Von der revolutionären Kraft der Musik – hundert Jahre alte, rückwärtsgewandte und zukunftsträchtige Musik
Die Werkauswahl mit Max Regers „Vier Tondichtungen nach Arnold Böcklin“, op. 128 und Strawinskys „Sacre“ lenkte den Blick auf zwei kompositorische Standpunkte, die zwar zeitgleich im Jahr 1913 dargelegt wurden, in der musikalischen Ausgestaltung jedoch Welten auseinander liegen. Die Interpretation von Regers Tondichtungen nach Arnold Böcklin, op. 128 erklang zwar opulent in der Klanggebung, wirkte jedoch blass in der kompositorischen Aussage. Nicht umsonst ist dieses Werk bis auf den dritten Teil „Die Toteninsel“ vergessen, da halfen auch die hingebungsvolle Musizierart und das eindringlich gespielte Violinsolo von Hans-Peter Hofmann nicht viel.

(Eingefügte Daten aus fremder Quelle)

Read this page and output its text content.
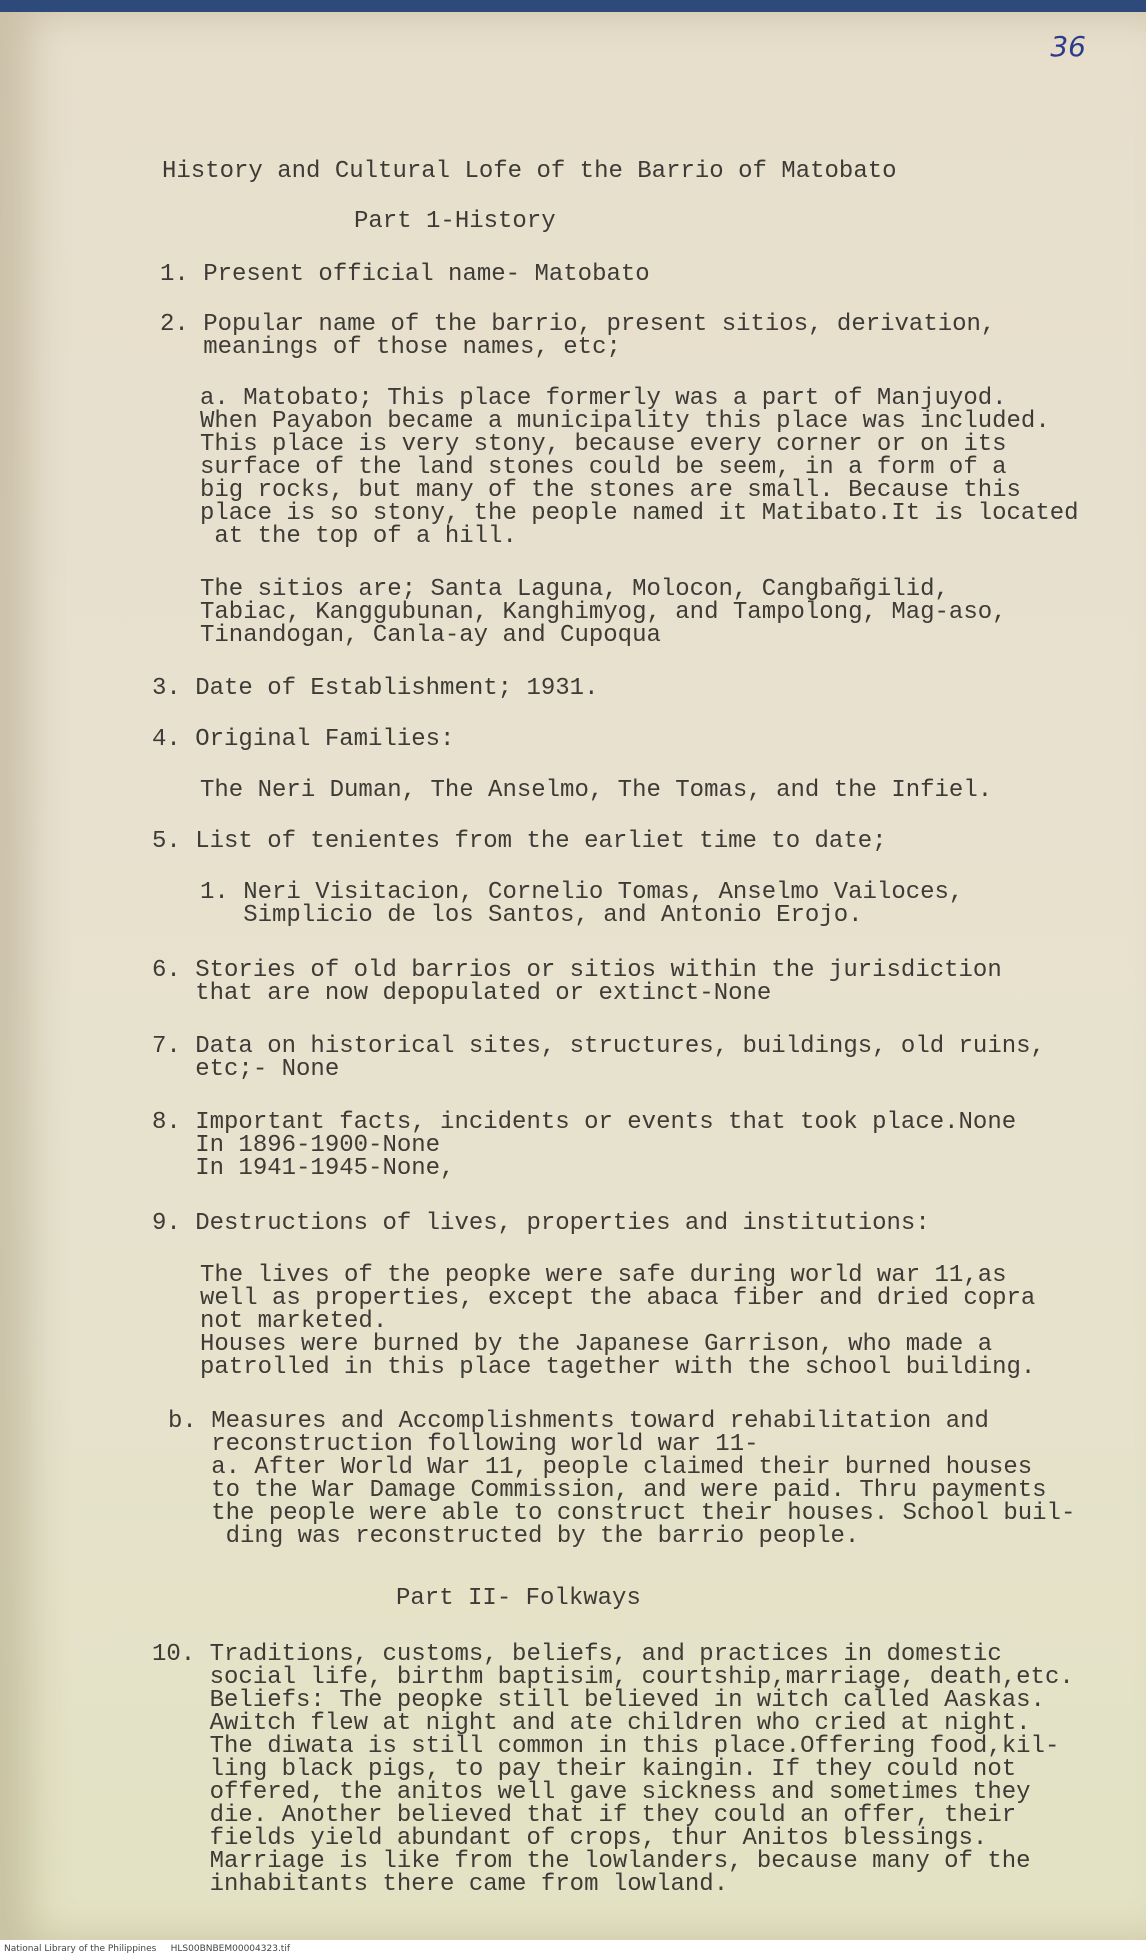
36
History and Cultural Lofe of the Barrio of Matobato
Part 1-History
1. Present official name- Matobato
2. Popular name of the barrio, present sitios, derivation,
meanings of those names, etc;
a. Matobato; This place formerly was a part of Manjuyod.
When Payabon became a municipality this place was included.
This place is very stony, because every corner or on its
surface of the land stones could be seem, in a form of a
big rocks, but many of the stones are small. Because this
place is so stony, the people named it Matibato.It is located
at the top of a hill.
The sitios are; Santa Laguna, Molocon, Cangbañgilid,
Tabiac, Kanggubunan, Kanghimyog, and Tampolong, Mag-aso,
Tinandogan, Canla-ay and Cupoqua
3. Date of Establishment; 1931.
4. Original Families:
The Neri Duman, The Anselmo, The Tomas, and the Infiel.
5. List of tenientes from the earliet time to date;
1. Neri Visitacion, Cornelio Tomas, Anselmo Vailoces,
Simplicio de los Santos, and Antonio Erojo.
6. Stories of old barrios or sitios within the jurisdiction
that are now depopulated or extinct-None
7. Data on historical sites, structures, buildings, old ruins,
etc;- None
8. Important facts, incidents or events that took place.None
In 1896-1900-None
In 1941-1945-None,
9. Destructions of lives, properties and institutions:
The lives of the peopke were safe during world war 11,as
well as properties, except the abaca fiber and dried copra
not marketed.
Houses were burned by the Japanese Garrison, who made a
patrolled in this place tagether with the school building.
b. Measures and Accomplishments toward rehabilitation and
reconstruction following world war 11-
a. After World War 11, people claimed their burned houses
to the War Damage Commission, and were paid. Thru payments
the people were able to construct their houses. School buil-
ding was reconstructed by the barrio people.
Part II- Folkways
10. Traditions, customs, beliefs, and practices in domestic
social life, birthm baptisim, courtship,marriage, death,etc.
Beliefs: The peopke still believed in witch called Aaskas.
Awitch flew at night and ate children who cried at night.
The diwata is still common in this place.Offering food,kil-
ling black pigs, to pay their kaingin. If they could not
offered, the anitos well gave sickness and sometimes they
die. Another believed that if they could an offer, their
fields yield abundant of crops, thur Anitos blessings.
Marriage is like from the lowlanders, because many of the
inhabitants there came from lowland.
National Library of the Philippines     HLS00BNBEM00004323.tif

Spannungsvolle Erwartungshaltung
Der wenig anregende erste Konzertteil steigerte die Erwartungshaltung, in welcher Art das SOV unter der Leitung von Alexander Drcar eines der berühmtesten Werke der Musikgeschichte und das höchst anspruchsvolle „Le Sacre du Printemps“ interpretieren wird. Die Spannung war groß, die Konzentration auf die vertrackten Tonfloskeln und vielgestaltigen Rhythmen ebenso. Vom ersten bis zum letzen Ton zogen die MusikerInnen und der versierte Dirigent Alexander Drcar das Publikum in ihren Bann und die rituelle Handlung des „Frühlingsopfers“ sowie dessen archaische Ausstrahlungskraft kamen voll zur Geltung.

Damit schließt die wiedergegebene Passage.